Twenty-seven rejections later, I finally realised that maybe, just maybe, my first book wasn’t quite good enough. One agent, Anne Clark, liked it enough to ask for the whole manuscript, but after reading that, she didn’t feel like she could take it any further. One thing she did say was that my book was too long – at 71,000 words, it was probably about twice as long as it needed to be to attract an agent’s attention. But I’d done my homework! There were tons of books for 8-12-year-olds that long! What I didn’t know was that my research didn’t matter – yes, books of that length are published all the time, but making your book longer than the generally-accepted 30,000 to 40,000 just gives it one more unnecessary hurdle to surmount.
By this point I’d completed the sequel. Which was even longer.

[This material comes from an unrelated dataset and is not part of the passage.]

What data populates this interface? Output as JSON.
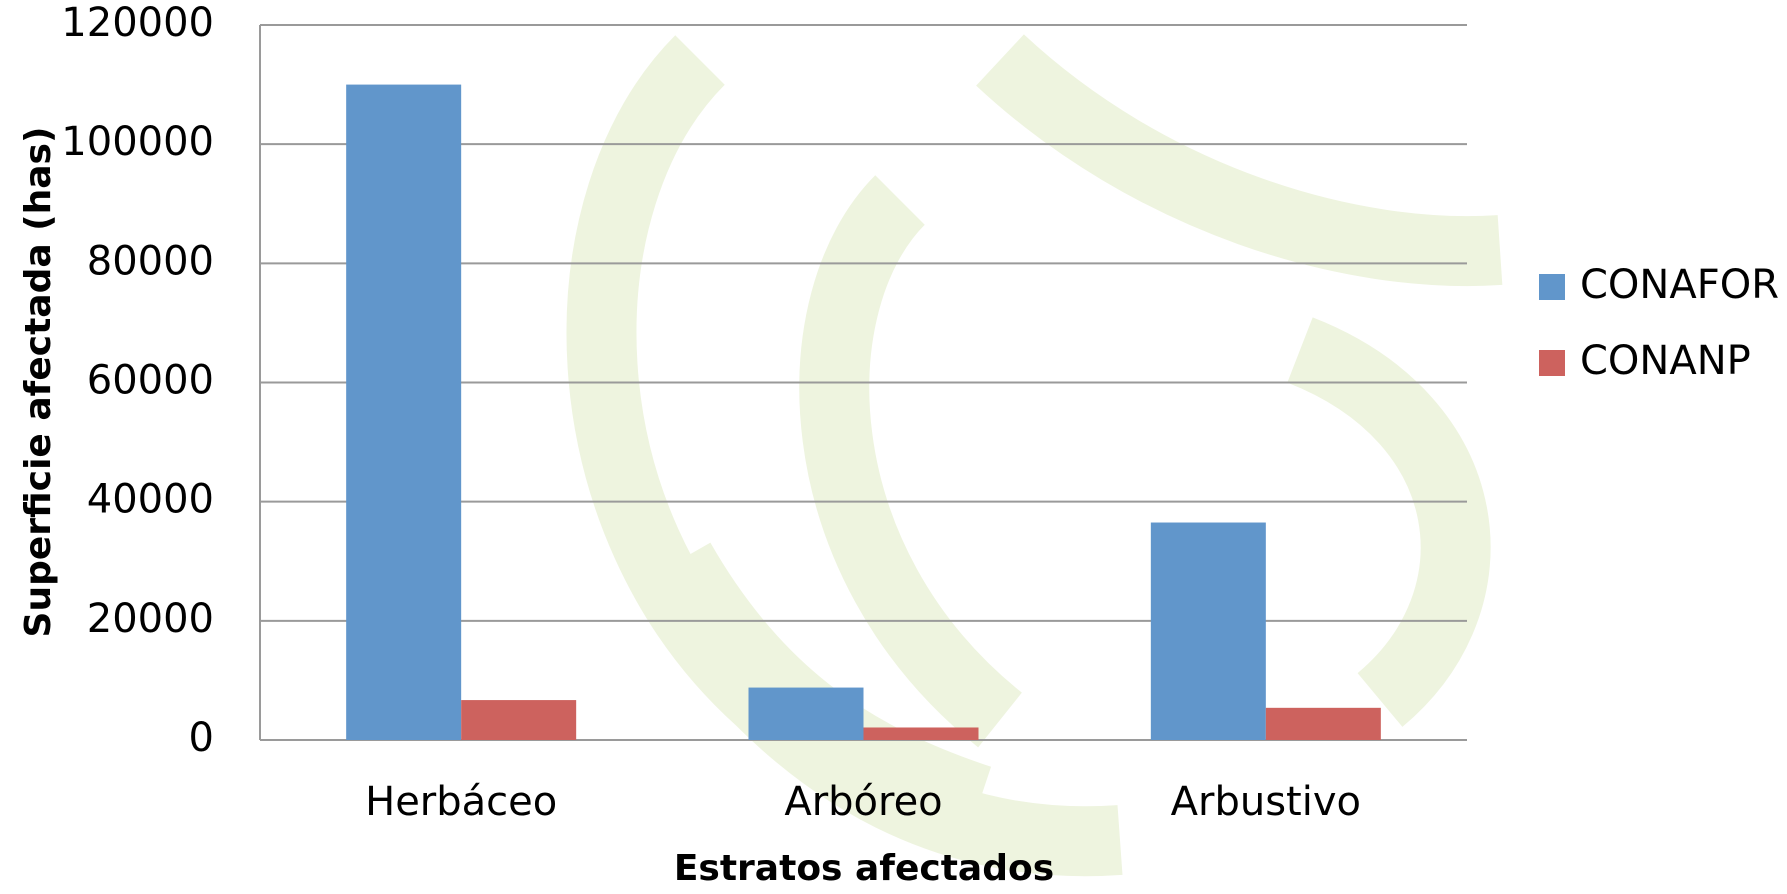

But no words are ever wasted. By that point I had nearly 150,000 words under my belt, and two completed novels. I now knew what worked and what didn’t in terms of planning the book and scheduling writing time. I knew that I could actually finish full-length novels – if I stuck at it.
The next book was a lot better, but more importantly, it was a lot shorter. It went through two major revisions, where I changed the setting and title, and in total it had fourteen rejections. But perhaps most encouragingly, it got onto the longlist for the Bloomsbury/National Literacy Trust New Children’s Author Prize 2015.
By this point I’d been scaling back my submissions to agents, and had been concentrating on competitions. The great thing about competitions is that there’s a winner – that may sound silly, but sometimes you can submit to an agent along with a thousand other aspiring authors, but not one of you is taken any further. At least with a competition, there’s going to be someone who gets published.
I can’t remember exactly how I found out about the competition – it was probably on Twitter – but the Great War Dundee Children’s Book Prize Competition came to my attention. Unlike many competitions, this had a very specific brief – the book had to be related to Dundee and the First World War. Now, obviously, I didn’t have a book ready-made for that competition, and I wasn’t sure I’d have time – especially when it would require research, as, while I know Dundee reasonably well, I wasn’t around in the First World War…
It was already June, and the closing date was the end of August. But I got an idea and it wouldn’t let go of me. A week of research, a few days planning, a month of writing, and I had my first draft. I got a couple of copies printed, and my partner Sandra read it through, as she does with everything I write. At this point, I had no idea – no idea at all – if it was any good. I’d just been focused on getting the words down. I can’t even say I enjoyed writing it – many evenings, it seemed like an awful lot of hard work. Was it all worth it? Wouldn’t it just have been easier to give up and spend my evenings on the Xbox or watching telly?
The email Sandra sent me included (along with a list of typos) the following:
This is by far the best thing you’ve written.
Well, that was encouraging! I gave my second printed copy to my friend, colleague, and fellow aspiring writer Colin Jones, and he came back with some cracking notes (including little historical fact checks like the lipstick that Nancy’s sister is wearing – yes, lipstick had just been invented, but would a lass from Dundee in 1915 have any?). I pushed on with the second draft, put together the submission package, and sent it off.
The day Fiona Macpherson sent me an email saying that I’d made it onto the shortlist was amazing.
But not quite as amazing as the day, four and a half months later, when I went to Dundee for the prize ceremony.